Ford v Ferrari is a lot of things: a showcase for two of our great actors, one of the best car racing movies ever made, a compelling drama. At its core, though, it’s a story of two men completely dedicated to what they do and doing it despite the system they work in and the company they work for, always asking them to make concessions.
Make no mistake, Ford v Ferrari is an underdog story, but Ford isn’t the underdog, and Ferrari isn’t the villain. Instead, the underdogs are Carroll Shelby and Ken Miles, toiling away at making the best car in the world while their bosses are telling them to make the best Ford.
There’s a metaphor for filmmaking in there, somewhere.
The film opens with Carroll Shelby (Matt Damon) winning the 24 Hours of Le Mans in 1959 and immediately retiring from racing. Not because he wants to, but because he must. A few years later, he is running a custom car shop and managing race teams.
Next, we meet Ken Miles (Christian Bale), a renowned racer and car expert and an asshole.

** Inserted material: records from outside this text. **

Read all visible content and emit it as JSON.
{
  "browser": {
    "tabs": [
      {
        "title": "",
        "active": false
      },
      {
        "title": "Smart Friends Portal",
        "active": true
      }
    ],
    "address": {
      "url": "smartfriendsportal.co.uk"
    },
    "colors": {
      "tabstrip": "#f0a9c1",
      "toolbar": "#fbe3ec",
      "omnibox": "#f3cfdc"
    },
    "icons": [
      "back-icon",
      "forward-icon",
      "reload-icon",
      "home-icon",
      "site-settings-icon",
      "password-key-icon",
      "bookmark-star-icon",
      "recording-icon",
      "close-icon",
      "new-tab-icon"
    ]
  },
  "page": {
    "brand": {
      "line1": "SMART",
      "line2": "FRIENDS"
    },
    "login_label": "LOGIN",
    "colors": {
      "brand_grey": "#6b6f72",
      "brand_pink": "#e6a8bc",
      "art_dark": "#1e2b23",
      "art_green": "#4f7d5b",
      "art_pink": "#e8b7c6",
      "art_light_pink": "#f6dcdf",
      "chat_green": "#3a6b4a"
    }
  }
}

No one likes him, but Shelby at least recognizes the skill and innate understanding of the art of racing. So when Ford wants to start a race team with Shelby, Shelby insists that they bring along Miles.
The rest of the story has some pretty compelling drama. The two men are variously at odds or best friends, and the company keeps making mandated changes that cost them time, money, and, most importantly, race. It seems Ford wanted to beat Ferrari (mostly due to a rejected takeover bid accompanied by a string of choice insults), but they wanted it done the Ford way. It turns out the ford way of running hundreds of sensible cars off an assembly line isn’t a great way to win races, though.
Damon and Bale are great in this, with Damon as the smooth-talking boss and Bale as the acerbic genius, but although it’s billed as having two leads, it’s really Bales movie. Miles is the struggling underdog here, the one who has something to prove. As I understand it, Bale had to create the character from scratch, as there isn’t a lot of footage or material on Miles.
The supporting cast is good, too, with America’s favourite dad Tracey Letts around as Mr Ford (who has a particularly great scene where he actually rides in one of his racing cars for the first time) and Jon Bernthal as Lee Iacocca, then marketing lead for Ford. Josh Lucas puts on his full smarm to play Leo Beebe, too, which is always nice.
We haven’t even talked about the races yet, though. The races in this movie are, I think, the best racing scenes I have seen in a movie. The combination of where we’re at with effects plus real cars on the roads and great performances mean that each race is unique and exciting. Even the Le Mans race in the last act of the film manages to be nerve-wracking (even if you know what happened) despite being such a long one. Each race has its own tenor and personality as much as each character does, and they are each of them a thrill.
The way James Mangold sets up the cameras to follow the cars, lead the cars, and in some cases swoop in from grand wide shots to tight, fast-paced driving is incredible.
At around two and a half hours long, Ford v Ferrari isn’t short, but it never felt long to me. It does take quite a while between races, but that only makes the races more exciting. Even if it does feel long at times, I will defy anyone to find a scene to be cut.
Ford v Ferrari is a fun film with two strong central performances and some of the best car racing I have ever seen. Definitely add it to your watch list for November.